Consentimento, gênero e raça

A promotora de justiça Silvia Chakian usou casos de grande repercussão midiática para demonstrar como as discussões sobre estupro e consentimento ainda estão pautadas em estereótipos e expectativas sobre o comportamento feminino. “Diante de tanta desconfiança, as mulheres aprendem a silenciar”, afirmou.
Ela acredita que o consentimento deve ser avaliado de forma contextual e com atenção às nuances das experiências humanas, pois assimetrias de poder afastam a possibilidade de um assentimento válido. “Consentimento é o início da conversa, não o fim.

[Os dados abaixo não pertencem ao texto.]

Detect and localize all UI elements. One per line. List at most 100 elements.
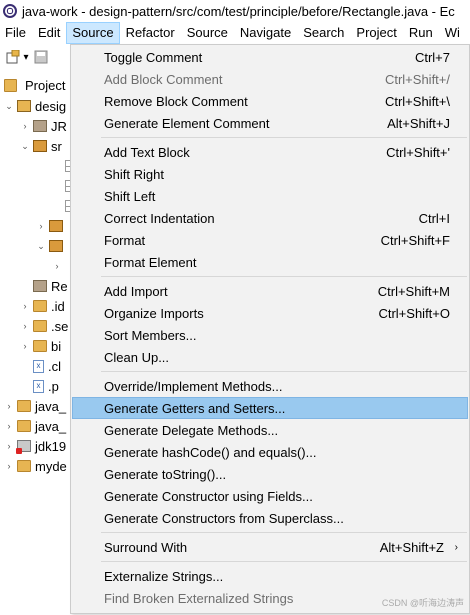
folder-icon (33, 340, 47, 352)
expand-chevron-icon[interactable]: › (20, 121, 30, 131)
tree-item[interactable] (52, 156, 70, 176)
tree-item[interactable]: › JR (20, 116, 67, 136)
tree-item[interactable]: › jdk19 (4, 436, 66, 456)
collapse-chevron-icon[interactable]: ⌄ (4, 101, 14, 112)
tree-item-label: sr (51, 138, 62, 154)
tree-item[interactable]: › java_ (4, 416, 67, 436)
menu-source[interactable]: Source (66, 22, 120, 44)
new-icon[interactable] (6, 50, 20, 64)
folder-icon (17, 460, 31, 472)
expand-chevron-icon[interactable]: › (4, 461, 14, 471)
watermark: CSDN @听海边涛声 (381, 598, 464, 608)
shortcut-label: Ctrl+Shift+\ (384, 93, 450, 109)
tree-item[interactable]: › .se (20, 316, 69, 336)
menu-edit[interactable]: Edit (32, 22, 66, 44)
menu-item-surround-with[interactable]: Surround With Alt+Shift+Z › (72, 536, 468, 558)
expand-chevron-icon[interactable]: › (20, 301, 30, 311)
menu-item-generate-hashcode-and-equals[interactable]: Generate hashCode() and equals()... (72, 441, 468, 463)
menu-item-format[interactable]: Format Ctrl+Shift+F (72, 229, 468, 251)
jdk-icon (16, 440, 31, 454)
shortcut-label: Alt+Shift+J (387, 115, 450, 131)
tree-item[interactable]: › .id (20, 296, 65, 316)
expand-chevron-icon[interactable]: › (20, 341, 30, 351)
project-explorer: Project ⌄ desig › JR ⌄ sr › ⌄ › Re › .id › .se › bi x .cl… (0, 74, 70, 614)
tree-item[interactable] (52, 196, 70, 216)
menu-item-correct-indentation[interactable]: Correct Indentation Ctrl+I (72, 207, 468, 229)
project-icon (17, 100, 31, 112)
menu-separator (101, 371, 467, 372)
menu-separator (101, 137, 467, 138)
expand-chevron-icon[interactable]: › (4, 441, 14, 451)
menu-wi[interactable]: Wi (439, 22, 466, 44)
tree-item[interactable] (52, 176, 70, 196)
menu-item-label: Generate Constructor using Fields... (104, 488, 313, 504)
menu-item-toggle-comment[interactable]: Toggle Comment Ctrl+7 (72, 46, 468, 68)
project-explorer-header[interactable]: Project (0, 74, 70, 96)
shortcut-label: Ctrl+Shift+' (386, 144, 450, 160)
menu-item-add-import[interactable]: Add Import Ctrl+Shift+M (72, 280, 468, 302)
tree-item[interactable]: ⌄ sr (20, 136, 62, 156)
menu-search[interactable]: Search (297, 22, 350, 44)
tree-item[interactable]: › java_ (4, 396, 67, 416)
expand-chevron-icon[interactable]: › (4, 401, 14, 411)
tree-item[interactable]: x .p (20, 376, 59, 396)
expand-chevron-icon[interactable]: › (4, 421, 14, 431)
menu-item-generate-constructors-from-superclass[interactable]: Generate Constructors from Superclass... (72, 507, 468, 529)
menu-item-organize-imports[interactable]: Organize Imports Ctrl+Shift+O (72, 302, 468, 324)
expand-chevron-icon[interactable]: › (36, 221, 46, 231)
menu-item-label: Format Element (104, 254, 197, 270)
menu-item-label: Add Block Comment (104, 71, 223, 87)
tree-item[interactable]: ⌄ desig (4, 96, 66, 116)
library-icon (33, 280, 47, 292)
tree-item[interactable]: › (36, 216, 67, 236)
menu-item-generate-getters-and-setters[interactable]: Generate Getters and Setters... (72, 397, 468, 419)
menu-item-generate-element-comment[interactable]: Generate Element Comment Alt+Shift+J (72, 112, 468, 134)
menu-item-add-text-block[interactable]: Add Text Block Ctrl+Shift+' (72, 141, 468, 163)
shortcut-label: Alt+Shift+Z (379, 539, 444, 555)
tree-item-label: desig (35, 98, 67, 114)
menu-file[interactable]: File (0, 22, 32, 44)
menu-project[interactable]: Project (350, 22, 402, 44)
menu-item-sort-members[interactable]: Sort Members... (72, 324, 468, 346)
menu-item-label: Toggle Comment (104, 49, 203, 65)
menu-refactor[interactable]: Refactor (120, 22, 181, 44)
tree-item[interactable]: Re (20, 276, 68, 296)
dropdown-arrow-icon[interactable]: ▾ (22, 50, 30, 64)
save-icon[interactable] (34, 50, 48, 64)
menu-item-externalize-strings[interactable]: Externalize Strings... (72, 565, 468, 587)
menu-separator (101, 276, 467, 277)
project-explorer-title: Project (25, 77, 66, 93)
tree-item-label: jdk19 (35, 438, 67, 454)
expand-chevron-icon[interactable]: › (52, 261, 62, 271)
menu-item-generate-delegate-methods[interactable]: Generate Delegate Methods... (72, 419, 468, 441)
menu-item-shift-right[interactable]: Shift Right (72, 163, 468, 185)
package-icon (49, 240, 63, 252)
tree-item-label: java_ (35, 418, 67, 434)
title-bar: java-work - design-pattern/src/com/test/… (0, 0, 470, 22)
menu-item-label: Generate Getters and Setters... (104, 400, 286, 416)
tree-item[interactable]: › (52, 256, 65, 276)
menu-item-override-implement-methods[interactable]: Override/Implement Methods... (72, 375, 468, 397)
menu-item-label: Correct Indentation (104, 210, 215, 226)
menu-navigate[interactable]: Navigate (234, 22, 297, 44)
tree-item[interactable]: › myde (4, 456, 67, 476)
menu-item-generate-constructor-using-fields[interactable]: Generate Constructor using Fields... (72, 485, 468, 507)
menu-item-clean-up[interactable]: Clean Up... (72, 346, 468, 368)
tree-item[interactable]: ⌄ (36, 236, 67, 256)
menu-item-shift-left[interactable]: Shift Left (72, 185, 468, 207)
expand-chevron-icon[interactable]: › (20, 321, 30, 331)
menu-item-label: Organize Imports (104, 305, 204, 321)
menu-item-remove-block-comment[interactable]: Remove Block Comment Ctrl+Shift+\ (72, 90, 468, 112)
menu-run[interactable]: Run (403, 22, 439, 44)
menu-item-generate-tostring[interactable]: Generate toString()... (72, 463, 468, 485)
menu-item-label: Sort Members... (104, 327, 197, 343)
menu-item-label: Externalize Strings... (104, 568, 224, 584)
xml-file-icon: x (33, 359, 44, 373)
collapse-chevron-icon[interactable]: ⌄ (36, 241, 46, 252)
menu-source[interactable]: Source (181, 22, 234, 44)
tree-item[interactable]: › bi (20, 336, 62, 356)
collapse-chevron-icon[interactable]: ⌄ (20, 141, 30, 152)
tree-item[interactable]: x .cl (20, 356, 61, 376)
menu-item-format-element[interactable]: Format Element (72, 251, 468, 273)
library-icon (33, 120, 47, 132)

Ele não é infalível e pode sempre ser revogado”, defendeu.
A pesquisadora Marjorie Chaves destacou a importância da interseccionalidade entre gênero e raça na compreensão do fenômeno da violência sexual. “Todas as mulheres estão em risco em algum momento, mas suas respostas são diferentes dependendo do espaço social que ocupam”.
Ela também lembrou que a violência sexual é parte da formação da sociedade brasileira: mulheres escravizadas, que eram vistas como mercadorias, eram estupradas para a geração de filhos que, por sua vez, também eram encarados como commodities. “O sistema de justiça ainda tem dificuldade de reconhecer o racismo como um fator de violência contra a mulher”, avaliou.
Abordagem crítica e atual

O promotor de justiça Amom Albernaz Pires elogiou a abordagem critica sobre a ideia de consentimento e destacou a desconstrução de mitos sobre o estupro e de estereótipos de gênero e raça. “Esses são elementos que frequentemente perpetuam preconceitos, provocam revitimização e impedem o acesso à justiça pelas mulheres. Ao identificar os desafios na produção de provas e as nuances no depoimento das vítimas, as palestrantes forneceram ferramentas para que a palavra da mulher seja devidamente contextualizada e considerada”, disse.
Saiba mais
O ciclo de debates "Gênero e Justiça" é um projeto periódico que visa aperfeiçoar, capacitar e sensibilizar a atuação institucional no enfrentamento à violência e à discriminação contra as mulheres, além de promover a igualdade de gênero e os direitos humanos das mulheres. O projeto também busca consolidar e ampliar o espaço de discussão anteriormente estabelecido pelo "Feminicídio em Debate", iniciativa da Comissão de Prevenção e Combate ao Feminicídio do MPDFT.